Batteries with low capacity measured by the conventional method for residual capacity and recovered capacity were all due to a decrease in the capacity of the positive electrode plate. Further detailed analysis revealed that the lattice surface was covered with an insulating film of lead sulfate, which was the cause of the decrease in capacity. On the other hand, in any case according to this example, an insulating coating layer of lead sulfate as seen in the conventional example was not observed.

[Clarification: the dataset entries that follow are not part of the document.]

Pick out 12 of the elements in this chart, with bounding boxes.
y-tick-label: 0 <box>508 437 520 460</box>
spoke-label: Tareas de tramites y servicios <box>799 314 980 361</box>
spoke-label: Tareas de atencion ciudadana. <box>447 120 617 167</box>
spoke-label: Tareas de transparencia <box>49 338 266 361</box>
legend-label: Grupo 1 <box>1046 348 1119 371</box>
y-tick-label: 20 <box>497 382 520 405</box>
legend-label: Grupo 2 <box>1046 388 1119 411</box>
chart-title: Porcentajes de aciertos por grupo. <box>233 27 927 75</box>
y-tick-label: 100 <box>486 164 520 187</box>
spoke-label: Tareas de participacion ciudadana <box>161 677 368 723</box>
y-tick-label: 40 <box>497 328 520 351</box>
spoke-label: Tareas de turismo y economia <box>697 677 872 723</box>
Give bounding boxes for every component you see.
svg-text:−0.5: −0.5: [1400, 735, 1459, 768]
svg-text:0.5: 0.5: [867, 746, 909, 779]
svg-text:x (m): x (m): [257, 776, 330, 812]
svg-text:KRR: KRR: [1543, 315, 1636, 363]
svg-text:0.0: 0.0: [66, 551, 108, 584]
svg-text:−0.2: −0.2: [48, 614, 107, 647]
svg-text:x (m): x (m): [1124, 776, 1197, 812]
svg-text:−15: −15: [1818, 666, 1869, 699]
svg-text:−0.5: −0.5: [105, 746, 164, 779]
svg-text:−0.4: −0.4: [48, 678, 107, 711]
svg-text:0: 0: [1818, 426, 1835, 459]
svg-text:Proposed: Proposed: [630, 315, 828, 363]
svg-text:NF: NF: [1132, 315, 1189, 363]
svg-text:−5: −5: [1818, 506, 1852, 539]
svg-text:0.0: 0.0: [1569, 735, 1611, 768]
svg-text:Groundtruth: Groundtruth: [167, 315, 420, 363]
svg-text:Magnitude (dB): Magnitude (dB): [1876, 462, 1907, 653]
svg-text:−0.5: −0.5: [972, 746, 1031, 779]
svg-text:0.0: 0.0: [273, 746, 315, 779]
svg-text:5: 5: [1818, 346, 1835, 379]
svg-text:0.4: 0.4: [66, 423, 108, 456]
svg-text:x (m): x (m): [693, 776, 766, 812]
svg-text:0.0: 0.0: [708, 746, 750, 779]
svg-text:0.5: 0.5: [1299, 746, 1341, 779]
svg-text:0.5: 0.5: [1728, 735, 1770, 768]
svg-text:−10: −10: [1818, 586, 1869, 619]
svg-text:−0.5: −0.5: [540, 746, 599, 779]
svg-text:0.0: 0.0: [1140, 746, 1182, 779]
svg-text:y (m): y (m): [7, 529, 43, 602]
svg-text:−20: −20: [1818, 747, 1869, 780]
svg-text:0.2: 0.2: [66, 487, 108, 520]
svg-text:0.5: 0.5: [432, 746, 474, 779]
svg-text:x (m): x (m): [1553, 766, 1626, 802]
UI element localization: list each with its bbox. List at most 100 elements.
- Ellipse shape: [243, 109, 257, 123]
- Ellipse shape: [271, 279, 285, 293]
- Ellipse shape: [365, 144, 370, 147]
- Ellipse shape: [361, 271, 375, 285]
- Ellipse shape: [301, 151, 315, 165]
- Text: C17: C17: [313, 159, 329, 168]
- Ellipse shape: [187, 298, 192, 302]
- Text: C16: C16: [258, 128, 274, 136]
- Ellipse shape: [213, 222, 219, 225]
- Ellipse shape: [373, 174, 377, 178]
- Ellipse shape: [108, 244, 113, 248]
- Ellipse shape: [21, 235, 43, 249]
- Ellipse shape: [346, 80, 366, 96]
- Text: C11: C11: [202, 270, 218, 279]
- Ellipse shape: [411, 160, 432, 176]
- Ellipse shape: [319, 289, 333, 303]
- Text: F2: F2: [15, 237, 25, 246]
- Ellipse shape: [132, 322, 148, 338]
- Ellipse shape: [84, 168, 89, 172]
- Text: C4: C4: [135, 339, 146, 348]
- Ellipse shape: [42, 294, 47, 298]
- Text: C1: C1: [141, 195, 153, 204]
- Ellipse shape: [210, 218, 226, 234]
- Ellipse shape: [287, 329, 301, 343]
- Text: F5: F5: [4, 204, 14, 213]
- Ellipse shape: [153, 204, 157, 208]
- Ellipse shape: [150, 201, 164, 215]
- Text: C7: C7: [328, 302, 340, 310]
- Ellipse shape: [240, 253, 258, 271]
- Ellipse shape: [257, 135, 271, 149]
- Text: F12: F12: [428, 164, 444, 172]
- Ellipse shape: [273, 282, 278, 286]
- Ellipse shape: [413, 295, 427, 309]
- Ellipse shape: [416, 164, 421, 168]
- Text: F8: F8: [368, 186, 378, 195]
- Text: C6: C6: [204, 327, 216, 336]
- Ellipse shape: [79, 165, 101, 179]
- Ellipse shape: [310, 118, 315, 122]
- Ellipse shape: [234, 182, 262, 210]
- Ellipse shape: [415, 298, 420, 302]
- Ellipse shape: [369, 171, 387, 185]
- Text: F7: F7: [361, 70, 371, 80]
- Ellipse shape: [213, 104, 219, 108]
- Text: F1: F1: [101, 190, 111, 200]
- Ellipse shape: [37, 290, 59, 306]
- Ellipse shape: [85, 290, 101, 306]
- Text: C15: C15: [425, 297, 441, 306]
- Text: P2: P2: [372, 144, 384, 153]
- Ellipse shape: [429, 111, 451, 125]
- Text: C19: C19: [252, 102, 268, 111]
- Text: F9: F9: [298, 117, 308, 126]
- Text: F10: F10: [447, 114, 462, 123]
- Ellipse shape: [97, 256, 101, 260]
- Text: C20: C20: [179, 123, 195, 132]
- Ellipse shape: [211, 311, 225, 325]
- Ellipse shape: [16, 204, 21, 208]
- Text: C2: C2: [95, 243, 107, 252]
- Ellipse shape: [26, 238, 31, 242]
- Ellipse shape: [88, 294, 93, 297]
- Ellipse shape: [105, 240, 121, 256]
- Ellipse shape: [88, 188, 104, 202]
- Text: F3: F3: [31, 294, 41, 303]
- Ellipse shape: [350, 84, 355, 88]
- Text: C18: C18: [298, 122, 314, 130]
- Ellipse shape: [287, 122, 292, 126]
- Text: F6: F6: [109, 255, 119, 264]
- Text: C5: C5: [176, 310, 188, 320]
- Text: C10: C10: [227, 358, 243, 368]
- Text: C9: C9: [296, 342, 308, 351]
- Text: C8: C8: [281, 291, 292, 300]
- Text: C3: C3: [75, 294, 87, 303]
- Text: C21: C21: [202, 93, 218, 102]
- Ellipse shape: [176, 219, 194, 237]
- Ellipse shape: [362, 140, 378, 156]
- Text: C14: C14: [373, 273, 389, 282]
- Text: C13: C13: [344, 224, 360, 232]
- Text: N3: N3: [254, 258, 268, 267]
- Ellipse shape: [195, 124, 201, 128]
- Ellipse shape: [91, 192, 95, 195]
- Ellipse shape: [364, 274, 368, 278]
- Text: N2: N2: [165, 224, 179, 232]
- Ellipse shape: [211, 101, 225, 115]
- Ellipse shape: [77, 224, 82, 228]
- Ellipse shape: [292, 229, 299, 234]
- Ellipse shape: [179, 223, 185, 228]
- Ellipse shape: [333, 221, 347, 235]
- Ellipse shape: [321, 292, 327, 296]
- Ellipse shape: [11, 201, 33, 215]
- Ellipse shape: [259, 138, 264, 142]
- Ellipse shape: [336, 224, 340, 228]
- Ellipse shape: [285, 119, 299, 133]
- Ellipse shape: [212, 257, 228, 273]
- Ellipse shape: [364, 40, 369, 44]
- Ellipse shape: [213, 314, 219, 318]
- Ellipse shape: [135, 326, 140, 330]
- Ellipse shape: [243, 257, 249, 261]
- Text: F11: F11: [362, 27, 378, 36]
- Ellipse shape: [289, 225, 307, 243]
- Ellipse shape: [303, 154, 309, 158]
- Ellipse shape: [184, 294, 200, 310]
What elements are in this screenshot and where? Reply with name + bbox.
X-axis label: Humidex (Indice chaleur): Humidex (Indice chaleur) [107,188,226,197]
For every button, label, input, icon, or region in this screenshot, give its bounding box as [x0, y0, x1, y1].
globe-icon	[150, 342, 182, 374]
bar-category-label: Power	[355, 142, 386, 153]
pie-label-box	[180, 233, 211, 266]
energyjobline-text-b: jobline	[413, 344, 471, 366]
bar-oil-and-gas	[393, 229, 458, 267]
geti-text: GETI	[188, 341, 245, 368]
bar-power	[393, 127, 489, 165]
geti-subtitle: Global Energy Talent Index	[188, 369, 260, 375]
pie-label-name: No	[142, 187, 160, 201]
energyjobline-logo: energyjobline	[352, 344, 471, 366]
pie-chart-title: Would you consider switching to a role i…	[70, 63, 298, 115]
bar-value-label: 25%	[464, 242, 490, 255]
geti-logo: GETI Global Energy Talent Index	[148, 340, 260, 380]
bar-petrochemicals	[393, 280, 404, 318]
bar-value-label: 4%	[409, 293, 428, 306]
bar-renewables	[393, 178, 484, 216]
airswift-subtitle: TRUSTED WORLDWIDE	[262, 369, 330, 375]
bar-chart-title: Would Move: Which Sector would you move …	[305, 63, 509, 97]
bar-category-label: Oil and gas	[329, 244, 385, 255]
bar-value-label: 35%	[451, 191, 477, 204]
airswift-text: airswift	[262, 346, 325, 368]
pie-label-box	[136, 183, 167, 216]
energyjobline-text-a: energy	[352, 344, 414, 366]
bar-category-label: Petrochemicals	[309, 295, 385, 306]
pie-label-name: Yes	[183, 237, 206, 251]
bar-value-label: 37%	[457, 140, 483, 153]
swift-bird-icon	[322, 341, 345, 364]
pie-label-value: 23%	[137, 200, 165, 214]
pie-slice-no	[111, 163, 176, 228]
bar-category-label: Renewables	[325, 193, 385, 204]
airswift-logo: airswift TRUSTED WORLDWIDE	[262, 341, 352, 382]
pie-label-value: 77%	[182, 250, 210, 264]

Effects of the Invention As is clear from the description of the embodiments above, according to the method for manufacturing a positive electrode plate for a sealed lead-acid battery of the present invention, by leaving it at room temperature after chemical formation and then drying it, no defects are formed at the interface between the lattice and the active material. Since the formation of a stable lower oxide layer of lead can be prevented, a battery with excellent storage characteristics can be provided.

[Brief explanation of the drawing]

Fig. 1 is a graph showing a comparison of the remaining capacity characteristics after being left at 40°C for a battery manufactured by the manufacturing method of a positive electrode plate for a sealed lead-acid battery according to an embodiment of the present invention and a conventional example, and Fig. 2 is a graph showing the same recovery. It is a graph showing a comparison of characteristics.

Claims (1)

[Claims] After taking out the positive electrode plates that have been chemically formed from the chemical conversion tank, the positive electrode plates are left at a temperature of 20°C to 30°C for 3 to 5 hours without being in close contact with each other, and the water content in the positive electrode plates is reduced to 1 g of active material. A method for manufacturing a positive electrode plate for a sealed lead-acid battery, which comprises reducing the amount to a range of 0.03 to 0.05 g and then drying it.